As Greg Sargent points out, Bush is attempting no less a feat than rewriting the history of the Iraq war. The Bush Administration deliberately ignored intelligence that contradicted their claims about Iraq, isolated opponents of the war within the Administration, and placed dubious intelligence at the center of their argument, namely Bush's "uranium from Africa," Condoleeza Rice's "mushroom cloud,"and Cheney's lies about Saddam's links to Al Qaeda. The Bush Administration tried to make Americans think they were in imminent danger of attack from weapons of mass destruction from terrorists tied to those who attacked us on 9/11, not because we were but because they knew that was the most convincing case they could make, and because they thought it would be "better for American interests" in the long run to lie to the American people.
A central tenet of Bush's narrative is that he just "goes with his gut" and doesn't think about the consequences. This manliest of flaws, once sold to Americans by our pundit class as an asset, is nonetheless a fabrication. Of course, the press sold us Bush, they sold us the war, so it's not surprising that they would try to sell us Bush's Legacy. After all, "it was the intelligence" is a plausible an excuse for the media's failure as Bush's. If it was the intelligence, the press weren't deliberately manipulated by the White House, and so there's less to be ashamed of. There's room in this getaway car.
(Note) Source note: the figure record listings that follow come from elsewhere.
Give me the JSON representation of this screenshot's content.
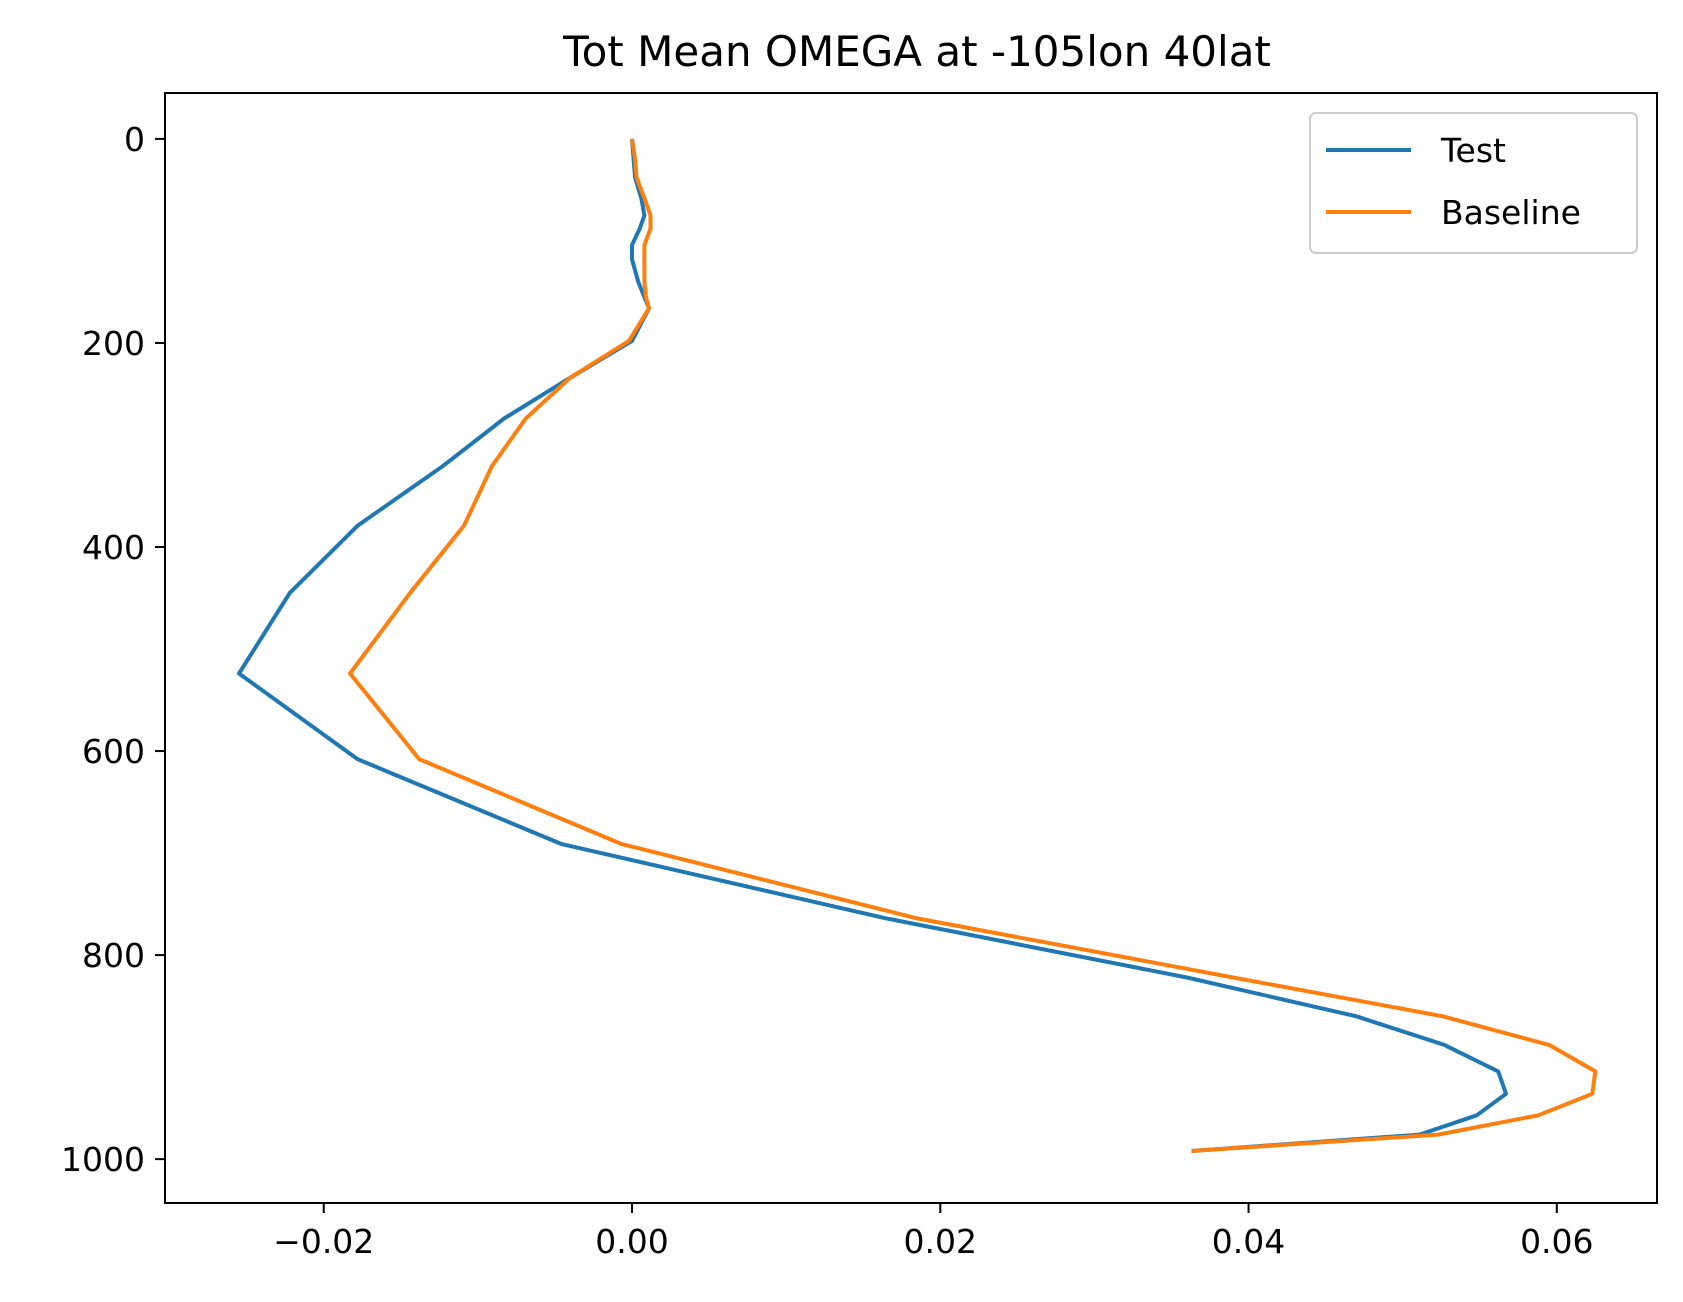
{
  "chart_data": {
    "type": "line",
    "title": "Tot Mean OMEGA at -105lon 40lat",
    "xlabel": "",
    "ylabel": "",
    "xlim": [
      -0.0303,
      0.0665
    ],
    "ylim": [
      1043,
      -45
    ],
    "y_inverted": true,
    "grid": false,
    "legend_position": "upper right",
    "x_ticks": [
      -0.02,
      0.0,
      0.02,
      0.04,
      0.06
    ],
    "x_tick_labels": [
      "−0.02",
      "0.00",
      "0.02",
      "0.04",
      "0.06"
    ],
    "y_ticks": [
      0,
      200,
      400,
      600,
      800,
      1000
    ],
    "y_tick_labels": [
      "0",
      "200",
      "400",
      "600",
      "800",
      "1000"
    ],
    "series": [
      {
        "name": "Test",
        "color": "#1f77b4",
        "points": [
          [
            0.0,
            0
          ],
          [
            0.0001,
            20
          ],
          [
            0.0002,
            38
          ],
          [
            0.0006,
            58
          ],
          [
            0.0008,
            75
          ],
          [
            0.0005,
            88
          ],
          [
            0.0,
            104
          ],
          [
            0.0,
            118
          ],
          [
            0.0004,
            140
          ],
          [
            0.0008,
            155
          ],
          [
            0.0011,
            166
          ],
          [
            0.0,
            198
          ],
          [
            -0.004,
            234
          ],
          [
            -0.0083,
            274
          ],
          [
            -0.0123,
            321
          ],
          [
            -0.0178,
            379
          ],
          [
            -0.0222,
            445
          ],
          [
            -0.0255,
            524
          ],
          [
            -0.0178,
            608
          ],
          [
            -0.0046,
            691
          ],
          [
            0.0165,
            764
          ],
          [
            0.036,
            822
          ],
          [
            0.047,
            860
          ],
          [
            0.0527,
            888
          ],
          [
            0.0562,
            914
          ],
          [
            0.0567,
            936
          ],
          [
            0.0548,
            957
          ],
          [
            0.0511,
            976
          ],
          [
            0.0363,
            992
          ]
        ]
      },
      {
        "name": "Baseline",
        "color": "#ff7f0e",
        "points": [
          [
            0.0,
            0
          ],
          [
            0.0002,
            20
          ],
          [
            0.0003,
            38
          ],
          [
            0.0008,
            58
          ],
          [
            0.0012,
            75
          ],
          [
            0.0012,
            88
          ],
          [
            0.0008,
            104
          ],
          [
            0.0008,
            118
          ],
          [
            0.0008,
            140
          ],
          [
            0.0009,
            155
          ],
          [
            0.0011,
            166
          ],
          [
            -0.0002,
            198
          ],
          [
            -0.004,
            234
          ],
          [
            -0.0069,
            274
          ],
          [
            -0.0091,
            321
          ],
          [
            -0.0109,
            379
          ],
          [
            -0.0144,
            445
          ],
          [
            -0.0183,
            524
          ],
          [
            -0.0138,
            608
          ],
          [
            -0.0007,
            691
          ],
          [
            0.0185,
            764
          ],
          [
            0.039,
            822
          ],
          [
            0.0526,
            860
          ],
          [
            0.0595,
            888
          ],
          [
            0.0625,
            914
          ],
          [
            0.0623,
            936
          ],
          [
            0.0588,
            957
          ],
          [
            0.0523,
            976
          ],
          [
            0.0363,
            992
          ]
        ]
      }
    ]
  }
}
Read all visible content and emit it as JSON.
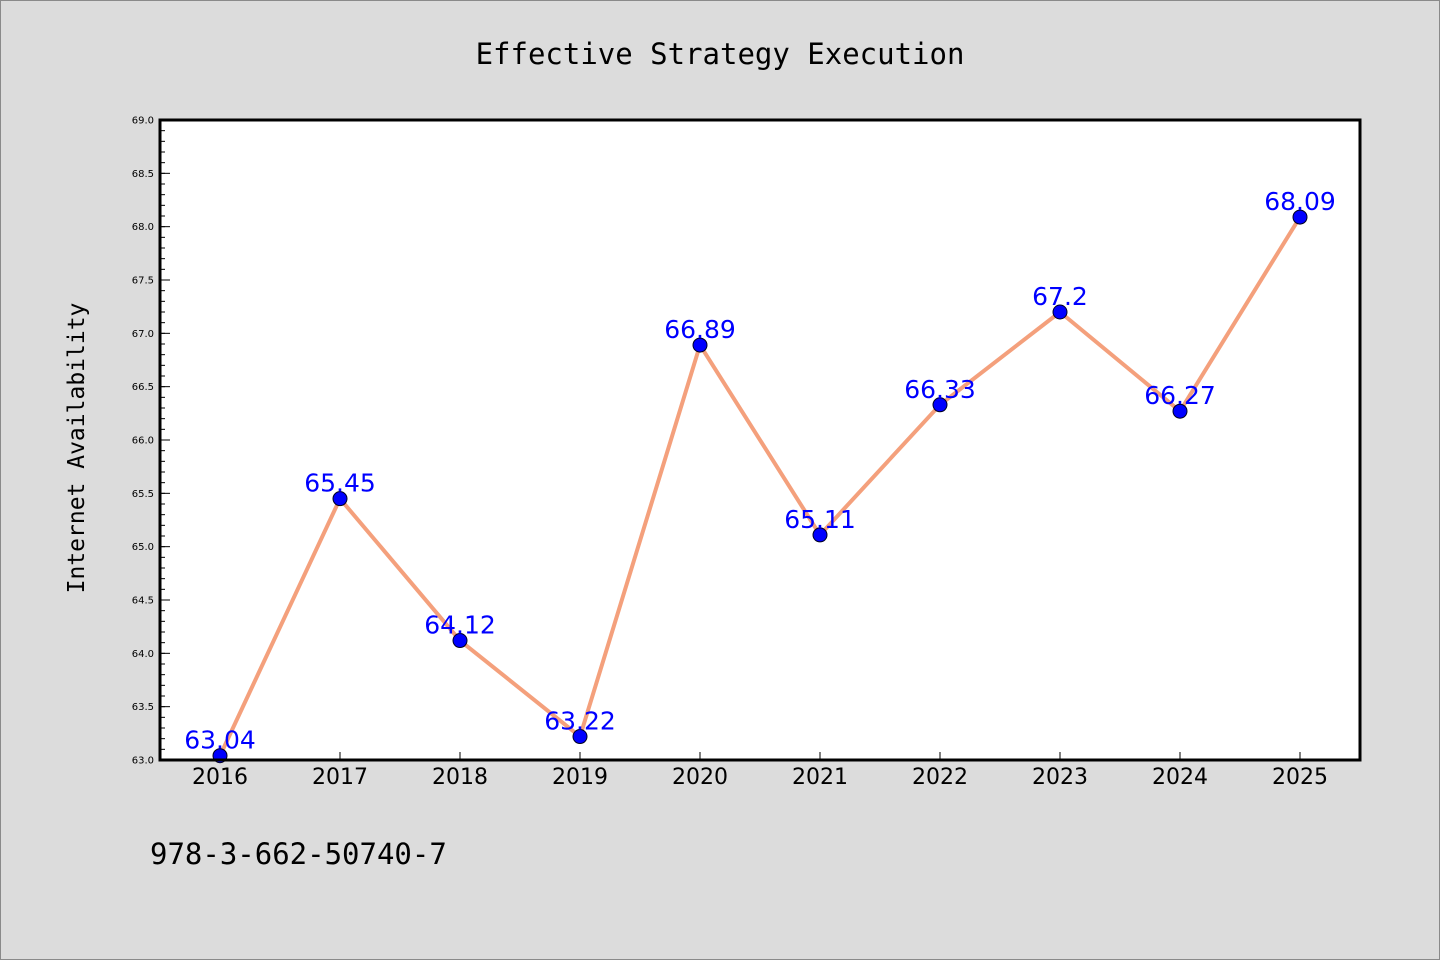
{
  "colors": {
    "background": "#dcdcdc",
    "plot_background": "#ffffff",
    "line": "#f4a07c",
    "marker": "#0000ff",
    "data_label": "#0000ff"
  },
  "footnote": "978-3-662-50740-7",
  "chart_data": {
    "type": "line",
    "title": "Effective Strategy Execution",
    "xlabel": "",
    "ylabel": "Internet Availability",
    "categories": [
      "2016",
      "2017",
      "2018",
      "2019",
      "2020",
      "2021",
      "2022",
      "2023",
      "2024",
      "2025"
    ],
    "series": [
      {
        "values": [
          63.04,
          65.45,
          64.12,
          63.22,
          66.89,
          65.11,
          66.33,
          67.2,
          66.27,
          68.09
        ],
        "data_labels": [
          "63.04",
          "65.45",
          "64.12",
          "63.22",
          "66.89",
          "65.11",
          "66.33",
          "67.2",
          "66.27",
          "68.09"
        ],
        "color": "#f4a07c",
        "marker_color": "#0000ff"
      }
    ],
    "ylim": [
      63.0,
      69.0
    ],
    "yticks": [
      63.0,
      63.5,
      64.0,
      64.5,
      65.0,
      65.5,
      66.0,
      66.5,
      67.0,
      67.5,
      68.0,
      68.5,
      69.0
    ],
    "ytick_labels": [
      "63.0",
      "63.5",
      "64.0",
      "64.5",
      "65.0",
      "65.5",
      "66.0",
      "66.5",
      "67.0",
      "67.5",
      "68.0",
      "68.5",
      "69.0"
    ],
    "grid": false,
    "legend": "none"
  }
}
But when Bush says "I don't worry about history" he is blatantly lying, not speaking with "candor" as The Washington Post reported. We know this because we know Bush's BFF turd-blossom has one last fresh biscuit he wants to bend on the White House porch, a revision of recent history. As Steven Hayes of The Weekly Standard revealed on CNN yesterday, Bush's people are actively engaged in trying to rescue his reputation:
[T]here's an ongoing Bush legacy project that's been meeting in the White House, really, with senior advisers, Karl Rove, Karen Hughes has been involved, current senior Bush administration advisers and they are looking at how to sort of roll out the President's legacy.Bush doesn't care about history, he's just a cowboy who goes with his gut, which is why he's meeting with his flacks to make sure history looks at him kindly. Like all activities undertaken by this Administration, this "Legacy Project" is a transparent disaster, with all the thoughtful preparation of Bush's War. The case being made by Rove and others, that the Administration reacted competently to the intelligence they had, is as transparently false as the original case for invasion. Still, as Sargent noted, you see a number of mainstream news organizations taking Bush's story at face value. Again.